4. many farmers are angered by the usda's regualtion of organics, and are repelled by the notion that you could call something "organic" and still have 5% synthetics in it. as a result, some farmers have rejected the term organic entirely.

i could go on and on. and i plan to. not go on ranting to you, but go on educating myself, and furthering my commitments, and lessening the gap between what i believe and say, and what i do.

p.s. i bought a mac. and now the settings on here are all screwy. hence the cessation of uniform type, color, style etc.

Tuesday, November 01, 2005

je suis so french

picking a place on the globe and fashioning an entire dinner as though eating there, is a favorite planning technique of mine. i am not proficient enough at any particular kind of cuisine to stick with one geographical locale. and so was born: mexican night. greek night. you get the picture.

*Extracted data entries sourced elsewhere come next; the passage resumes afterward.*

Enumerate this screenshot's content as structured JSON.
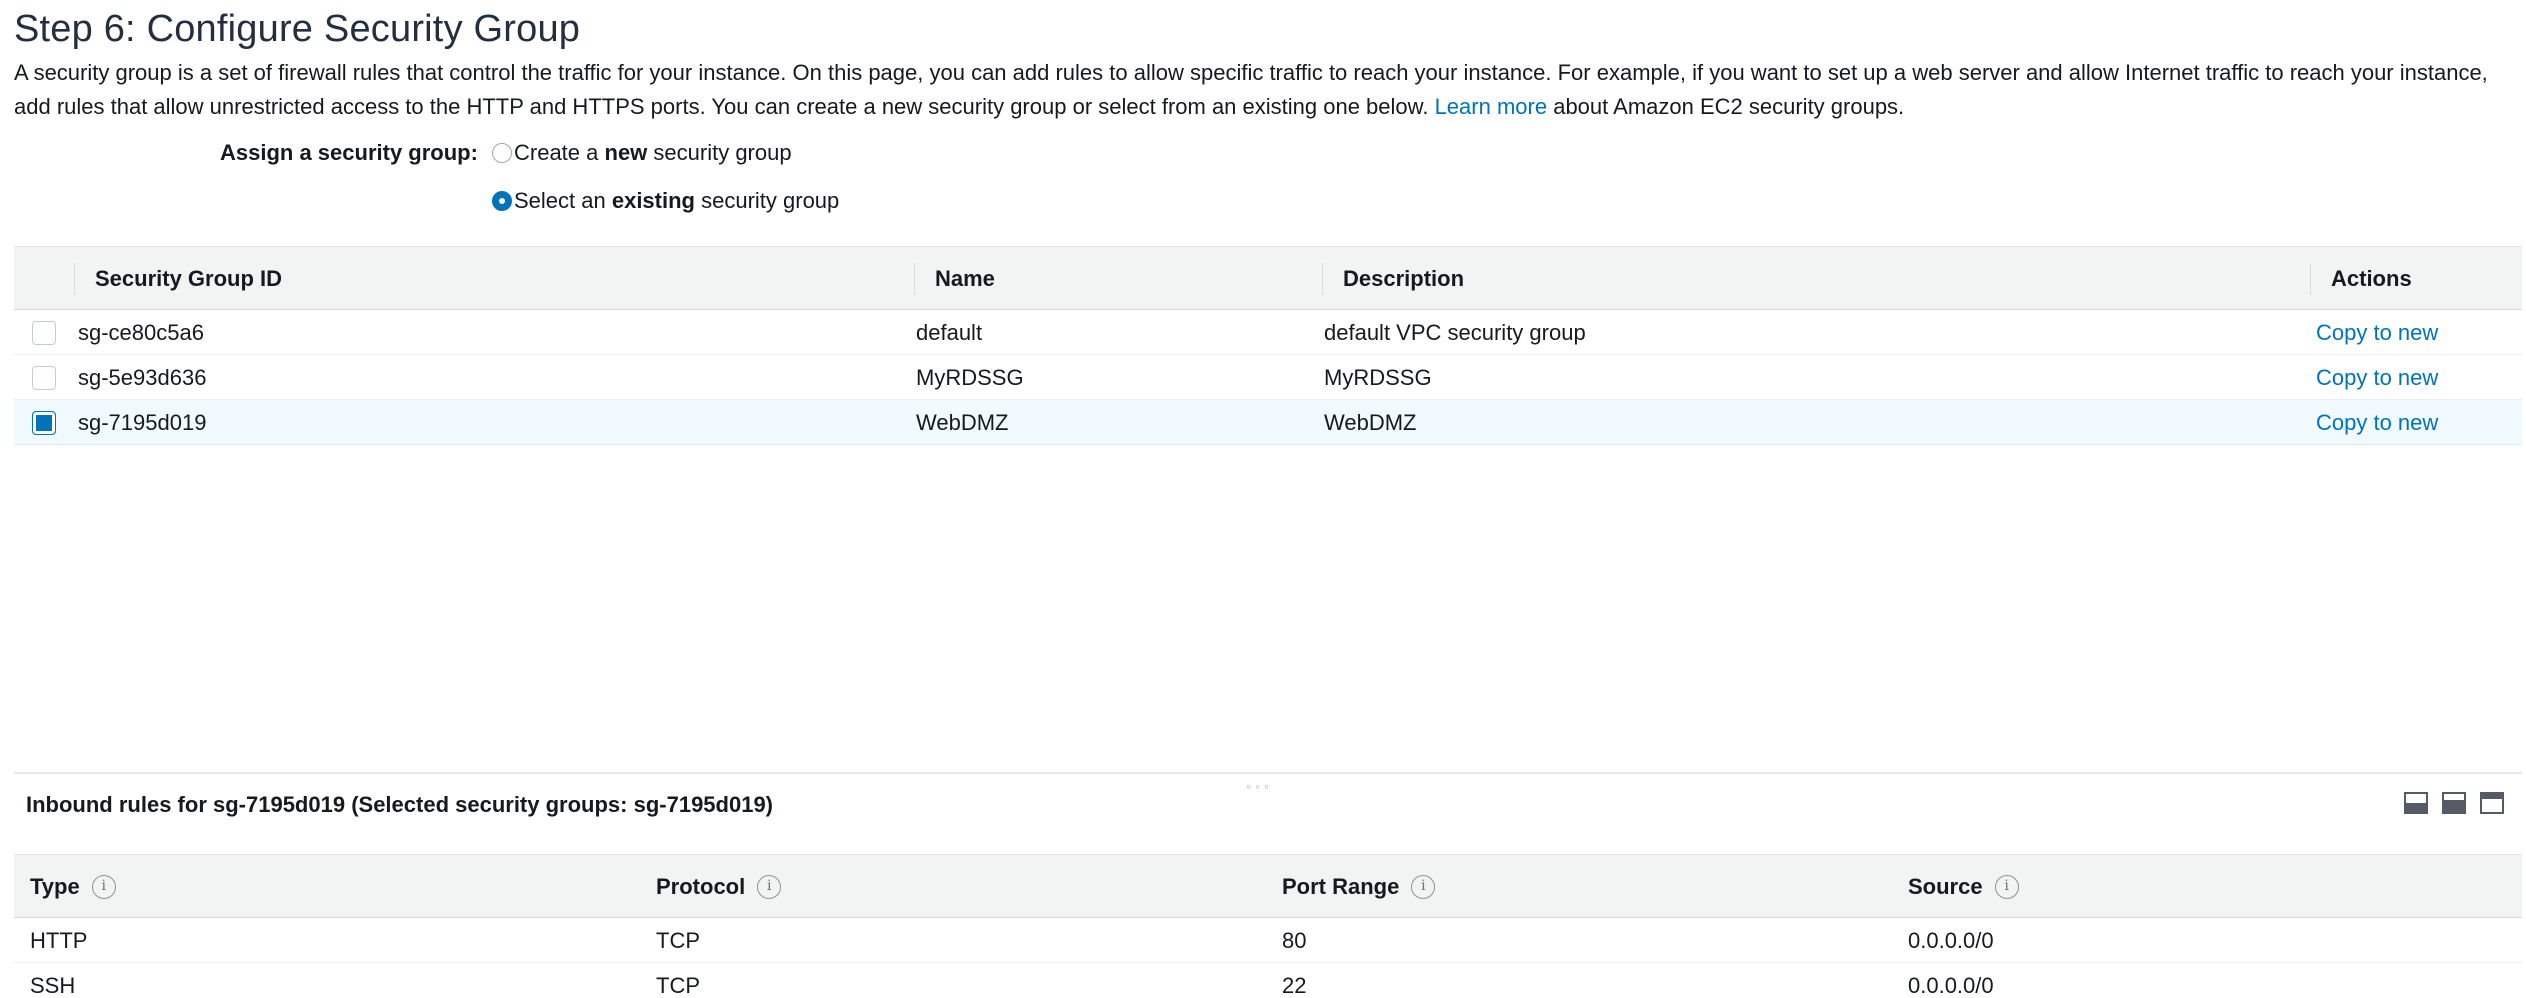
{
  "page": {
    "title": "Step 6: Configure Security Group",
    "intro_text": "A security group is a set of firewall rules that control the traffic for your instance. On this page, you can add rules to allow specific traffic to reach your instance. For example, if you want to set up a web server and allow Internet traffic to reach your instance, add rules that allow unrestricted access to the HTTP and HTTPS ports. You can create a new security group or select from an existing one below.",
    "learn_more": "Learn more",
    "intro_suffix": "about Amazon EC2 security groups."
  },
  "assign": {
    "label": "Assign a security group:",
    "option_new": {
      "prefix": "Create a ",
      "emphasis": "new",
      "suffix": " security group",
      "selected": false
    },
    "option_existing": {
      "prefix": "Select an ",
      "emphasis": "existing",
      "suffix": " security group",
      "selected": true
    }
  },
  "sg_table": {
    "headers": {
      "id": "Security Group ID",
      "name": "Name",
      "description": "Description",
      "actions": "Actions"
    },
    "rows": [
      {
        "id": "sg-ce80c5a6",
        "name": "default",
        "description": "default VPC security group",
        "action": "Copy to new",
        "selected": false
      },
      {
        "id": "sg-5e93d636",
        "name": "MyRDSSG",
        "description": "MyRDSSG",
        "action": "Copy to new",
        "selected": false
      },
      {
        "id": "sg-7195d019",
        "name": "WebDMZ",
        "description": "WebDMZ",
        "action": "Copy to new",
        "selected": true
      }
    ]
  },
  "inbound": {
    "title": "Inbound rules for sg-7195d019 (Selected security groups: sg-7195d019)",
    "headers": {
      "type": "Type",
      "protocol": "Protocol",
      "port_range": "Port Range",
      "source": "Source"
    },
    "info_glyph": "i",
    "rows": [
      {
        "type": "HTTP",
        "protocol": "TCP",
        "port_range": "80",
        "source": "0.0.0.0/0"
      },
      {
        "type": "SSH",
        "protocol": "TCP",
        "port_range": "22",
        "source": "0.0.0.0/0"
      }
    ]
  },
  "colors": {
    "link": "#0073bb",
    "header_bg": "#f2f3f3",
    "selected_row_bg": "#f1faff",
    "title": "#232f3e"
  }
}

yesterday, monday night was brasserie night, pour ma maman et mon frere. on le menu were lentil salad with lardons and fried egg, onion soup, brie/sausage and bread, and steamed asparagus. the lentil salad is from gourmet magazine apparently, though i found it on epicurious,

3/4 cup lentils (the small green kind, called "french lentils")
6 oz. thick cut bacon, cut crosswise into 1/4 inch strips
(i used regular thin cut bacon and it was perfectly good, but lacked that vrai lardon quality)
2 leeks, white and pale green parts only, finely chopped
2 celery ribs, finely chopped
1 large carrot, finely chopped
2 tbsp red wine vinegar
1 tbsp fresh chopped tarragon
1 tbsp olive oile
(if your dinner is like mine, some people will want eggs, some will not. make one egg per person, for those who want)

cover lentils with cold water by 2 inches in a sauce pan. simmer, uncovered until just tender, about 20 minutes.

blanch asparagus in boiling water for about three minutes, until bright green, then shock with an ice bath

while lentils are simmering, cook the bacon in a skillet, and try not to burn yourself with flying bacon grease. once bacon is crisp, fish it out and drain on paper towels, leaving the grease in the pan.

add the leeks, carrots and celery and cook until just tender. add the red wine vinegar and cook until most of it evaporates. remove from skillet and add tarragon, half of the bacon, salt and pepper to taste. transfer to a bowl and keep warm and covered. don't clean the skillet; there is still bacon-y goodness there to exploit.

drain lentils and mix with veggies.

add a drop of oil to the skillet and fry up however many eggs you'll need, over easy.

put a blob of lentil salad, covered with an egg, with asparagus spears on the side.

put on a beret, pop in the "best of edith piaf," giggle to yourself over the brilliance of monsieur jerry lewis, and dig in!